Air-LUSI makes highly-accurate, SI-traceable measurements of lunar spectral irradiance. These measurements can be used to validate or adjust current models of lunar spectral irradiance used for calibration Earth observing satellites. Air-LUSI is initially being used to address the current 5-10% uncertainty in knowledge of exo-atmospheric spectral lunar irradiance. Improved lunar spectral irradiance model accuracy will help satellite instruments to use the Moon as an absolute calibration reference, greatly improving the versitility and speed of on-orbit satellite calibration. Air-LUSI has two main subsystems:
- IRIS - IRradiance Instrument Subsystem is a non-imaging telescope with an integrating sphere feeding light via fiber optics to a spectrometer.
- ARTEMIS - Autonomous, Robotic TElescope Mount Instrument Subsystem keeps telescope fixed on the Moon to within less than 0.1°. This system uses a tracking camera on the telescope and control computer.
We are targeting lunar phases withing 5° to 90° of the Full Moon.
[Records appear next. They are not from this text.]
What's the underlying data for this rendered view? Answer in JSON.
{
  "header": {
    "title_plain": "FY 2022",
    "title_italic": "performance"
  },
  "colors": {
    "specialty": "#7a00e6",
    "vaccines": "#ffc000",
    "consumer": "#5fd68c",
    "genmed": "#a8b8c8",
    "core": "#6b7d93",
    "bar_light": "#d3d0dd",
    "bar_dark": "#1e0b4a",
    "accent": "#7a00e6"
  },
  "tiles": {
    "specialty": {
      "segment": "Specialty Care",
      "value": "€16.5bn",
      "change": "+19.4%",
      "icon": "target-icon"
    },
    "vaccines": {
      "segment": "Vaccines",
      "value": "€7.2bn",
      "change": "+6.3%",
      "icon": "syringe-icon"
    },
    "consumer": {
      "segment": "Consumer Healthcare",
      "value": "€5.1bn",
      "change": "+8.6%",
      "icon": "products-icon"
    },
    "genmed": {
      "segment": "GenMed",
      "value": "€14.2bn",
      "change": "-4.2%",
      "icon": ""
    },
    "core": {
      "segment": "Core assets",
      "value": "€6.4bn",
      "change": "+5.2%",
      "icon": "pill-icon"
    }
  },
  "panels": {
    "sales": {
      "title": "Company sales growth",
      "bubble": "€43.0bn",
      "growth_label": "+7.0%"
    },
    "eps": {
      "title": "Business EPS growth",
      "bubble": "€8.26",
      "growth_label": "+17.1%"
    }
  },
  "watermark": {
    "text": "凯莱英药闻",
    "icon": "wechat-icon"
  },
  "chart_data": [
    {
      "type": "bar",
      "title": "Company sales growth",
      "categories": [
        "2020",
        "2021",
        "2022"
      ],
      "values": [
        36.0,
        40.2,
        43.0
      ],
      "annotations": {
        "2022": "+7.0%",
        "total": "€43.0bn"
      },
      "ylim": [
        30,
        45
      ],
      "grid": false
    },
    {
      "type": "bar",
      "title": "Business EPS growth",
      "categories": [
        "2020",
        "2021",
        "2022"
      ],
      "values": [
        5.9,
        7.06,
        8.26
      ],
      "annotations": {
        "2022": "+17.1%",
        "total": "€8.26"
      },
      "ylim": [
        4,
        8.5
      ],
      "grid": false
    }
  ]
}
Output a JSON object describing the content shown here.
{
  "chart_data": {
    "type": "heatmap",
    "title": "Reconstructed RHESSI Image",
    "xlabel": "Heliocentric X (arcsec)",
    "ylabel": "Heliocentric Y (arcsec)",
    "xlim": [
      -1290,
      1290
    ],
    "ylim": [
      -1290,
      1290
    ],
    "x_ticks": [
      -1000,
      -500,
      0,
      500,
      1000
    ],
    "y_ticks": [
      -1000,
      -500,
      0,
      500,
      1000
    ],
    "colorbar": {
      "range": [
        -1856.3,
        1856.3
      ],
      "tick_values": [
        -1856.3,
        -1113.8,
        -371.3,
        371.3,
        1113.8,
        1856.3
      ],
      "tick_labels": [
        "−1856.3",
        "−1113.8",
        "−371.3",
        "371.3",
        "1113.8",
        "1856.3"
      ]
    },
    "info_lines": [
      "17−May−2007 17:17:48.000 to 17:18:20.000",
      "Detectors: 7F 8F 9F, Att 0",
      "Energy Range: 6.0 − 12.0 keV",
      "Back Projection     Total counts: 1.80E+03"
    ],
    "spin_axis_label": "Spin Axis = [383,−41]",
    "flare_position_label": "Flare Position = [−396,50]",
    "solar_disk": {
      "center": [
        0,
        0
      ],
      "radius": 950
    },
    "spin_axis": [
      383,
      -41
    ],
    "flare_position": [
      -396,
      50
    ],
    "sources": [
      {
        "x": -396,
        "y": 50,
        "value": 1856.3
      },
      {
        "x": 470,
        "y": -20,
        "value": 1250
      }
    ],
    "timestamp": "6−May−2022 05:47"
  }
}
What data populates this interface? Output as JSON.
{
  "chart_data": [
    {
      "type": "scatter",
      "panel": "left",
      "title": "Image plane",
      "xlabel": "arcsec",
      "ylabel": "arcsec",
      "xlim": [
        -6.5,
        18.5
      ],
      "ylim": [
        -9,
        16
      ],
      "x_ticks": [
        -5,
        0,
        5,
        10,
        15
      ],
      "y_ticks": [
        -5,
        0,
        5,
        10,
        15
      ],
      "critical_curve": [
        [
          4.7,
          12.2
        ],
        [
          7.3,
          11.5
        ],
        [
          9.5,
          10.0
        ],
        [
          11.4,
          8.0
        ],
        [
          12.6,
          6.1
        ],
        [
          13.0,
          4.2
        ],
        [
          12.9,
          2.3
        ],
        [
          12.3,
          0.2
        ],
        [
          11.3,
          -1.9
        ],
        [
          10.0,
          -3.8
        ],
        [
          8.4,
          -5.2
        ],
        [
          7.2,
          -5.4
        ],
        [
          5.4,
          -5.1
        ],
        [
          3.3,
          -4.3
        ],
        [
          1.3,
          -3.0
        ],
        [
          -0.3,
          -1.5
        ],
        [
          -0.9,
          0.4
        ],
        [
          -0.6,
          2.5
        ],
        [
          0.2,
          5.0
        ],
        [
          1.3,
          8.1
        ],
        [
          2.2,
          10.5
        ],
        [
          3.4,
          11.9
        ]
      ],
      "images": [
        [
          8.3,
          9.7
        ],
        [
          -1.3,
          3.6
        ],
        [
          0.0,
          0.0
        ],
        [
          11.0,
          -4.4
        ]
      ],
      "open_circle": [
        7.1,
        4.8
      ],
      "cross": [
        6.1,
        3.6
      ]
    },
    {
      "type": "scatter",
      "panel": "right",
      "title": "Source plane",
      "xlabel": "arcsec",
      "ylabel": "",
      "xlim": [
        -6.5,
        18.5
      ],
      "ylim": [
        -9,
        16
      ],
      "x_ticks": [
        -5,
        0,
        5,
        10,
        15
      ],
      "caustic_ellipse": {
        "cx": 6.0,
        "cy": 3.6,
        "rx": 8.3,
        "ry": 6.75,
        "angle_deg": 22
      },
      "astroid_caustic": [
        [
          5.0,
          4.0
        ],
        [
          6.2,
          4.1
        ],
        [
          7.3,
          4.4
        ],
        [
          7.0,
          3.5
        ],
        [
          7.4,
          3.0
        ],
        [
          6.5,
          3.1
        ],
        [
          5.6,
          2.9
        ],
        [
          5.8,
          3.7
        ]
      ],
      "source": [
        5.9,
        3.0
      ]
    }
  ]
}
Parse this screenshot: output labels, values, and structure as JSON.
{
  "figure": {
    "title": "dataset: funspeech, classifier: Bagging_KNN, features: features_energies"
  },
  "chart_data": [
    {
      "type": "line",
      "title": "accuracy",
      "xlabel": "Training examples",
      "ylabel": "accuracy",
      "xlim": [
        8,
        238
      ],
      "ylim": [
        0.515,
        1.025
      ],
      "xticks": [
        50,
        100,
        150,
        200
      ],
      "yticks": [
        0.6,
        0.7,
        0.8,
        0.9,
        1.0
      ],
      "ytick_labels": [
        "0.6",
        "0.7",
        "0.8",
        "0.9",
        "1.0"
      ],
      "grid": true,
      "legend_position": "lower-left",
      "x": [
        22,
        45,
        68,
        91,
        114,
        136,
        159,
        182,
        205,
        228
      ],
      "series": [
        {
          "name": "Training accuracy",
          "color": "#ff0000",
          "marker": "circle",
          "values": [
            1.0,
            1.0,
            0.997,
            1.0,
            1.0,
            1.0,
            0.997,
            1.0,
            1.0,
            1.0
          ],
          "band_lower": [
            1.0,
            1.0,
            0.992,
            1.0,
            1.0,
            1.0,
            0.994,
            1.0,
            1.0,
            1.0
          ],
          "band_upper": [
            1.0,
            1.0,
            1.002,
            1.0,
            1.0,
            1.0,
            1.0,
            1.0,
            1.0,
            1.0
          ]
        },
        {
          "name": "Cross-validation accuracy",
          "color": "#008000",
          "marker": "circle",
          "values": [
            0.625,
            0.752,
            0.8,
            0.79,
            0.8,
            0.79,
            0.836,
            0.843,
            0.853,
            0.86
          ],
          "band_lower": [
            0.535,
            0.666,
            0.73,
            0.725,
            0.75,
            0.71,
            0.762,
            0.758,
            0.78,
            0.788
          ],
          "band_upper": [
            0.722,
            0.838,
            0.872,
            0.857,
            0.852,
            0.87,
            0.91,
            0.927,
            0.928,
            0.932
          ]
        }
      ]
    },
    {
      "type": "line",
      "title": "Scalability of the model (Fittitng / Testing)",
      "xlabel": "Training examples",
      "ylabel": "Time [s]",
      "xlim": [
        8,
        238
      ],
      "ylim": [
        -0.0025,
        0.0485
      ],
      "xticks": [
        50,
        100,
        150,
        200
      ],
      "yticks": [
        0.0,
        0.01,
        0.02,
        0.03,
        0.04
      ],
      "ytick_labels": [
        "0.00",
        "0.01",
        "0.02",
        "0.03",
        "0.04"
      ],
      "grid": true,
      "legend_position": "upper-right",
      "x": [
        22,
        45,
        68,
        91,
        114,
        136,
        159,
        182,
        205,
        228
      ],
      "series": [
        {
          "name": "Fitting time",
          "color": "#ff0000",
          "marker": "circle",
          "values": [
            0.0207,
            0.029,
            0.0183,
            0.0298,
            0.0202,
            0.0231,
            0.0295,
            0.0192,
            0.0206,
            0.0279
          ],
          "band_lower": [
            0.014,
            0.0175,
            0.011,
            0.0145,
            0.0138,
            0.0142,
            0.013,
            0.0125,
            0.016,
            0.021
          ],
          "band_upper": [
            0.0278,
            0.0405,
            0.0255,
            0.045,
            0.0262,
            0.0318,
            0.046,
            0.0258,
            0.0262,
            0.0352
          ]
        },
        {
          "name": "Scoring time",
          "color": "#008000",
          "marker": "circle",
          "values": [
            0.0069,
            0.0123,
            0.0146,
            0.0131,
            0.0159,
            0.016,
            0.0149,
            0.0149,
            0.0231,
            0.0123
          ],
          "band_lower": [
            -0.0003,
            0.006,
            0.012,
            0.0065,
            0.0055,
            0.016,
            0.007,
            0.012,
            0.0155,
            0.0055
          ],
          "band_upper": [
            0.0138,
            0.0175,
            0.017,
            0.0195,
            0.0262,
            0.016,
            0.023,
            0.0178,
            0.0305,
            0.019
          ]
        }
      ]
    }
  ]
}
Air-LUSI measurements lunar spectral irradiance with spectral resolution of 3.7 nm with 0.8 nm sampling from 300 nm to 1100 nm, with accuracy target of better than 1% (k=1). Future system performance will include measurements out to 2500 nm with ≤ 10 nm resolution. Demonstration flights with the Air-LUSI provided an unprecedented sub-percent level of accuracy <0.8% (k=1) relative uncertainty from 400 nm to 950 nm. Future measurement accuracy is expected to be <0.5% (k=1).
Measurement Details
Integration Details
Additional Information
Air-LUSI flies at night to observe the Moon. Typical campaign is done out of AFRC, with a generally east-west to northeast-southwest flight path, oriented to keep the Moon about 90° to port. Robotic mount keeps the telescope tracking the Moon, compensating for aircraft motion.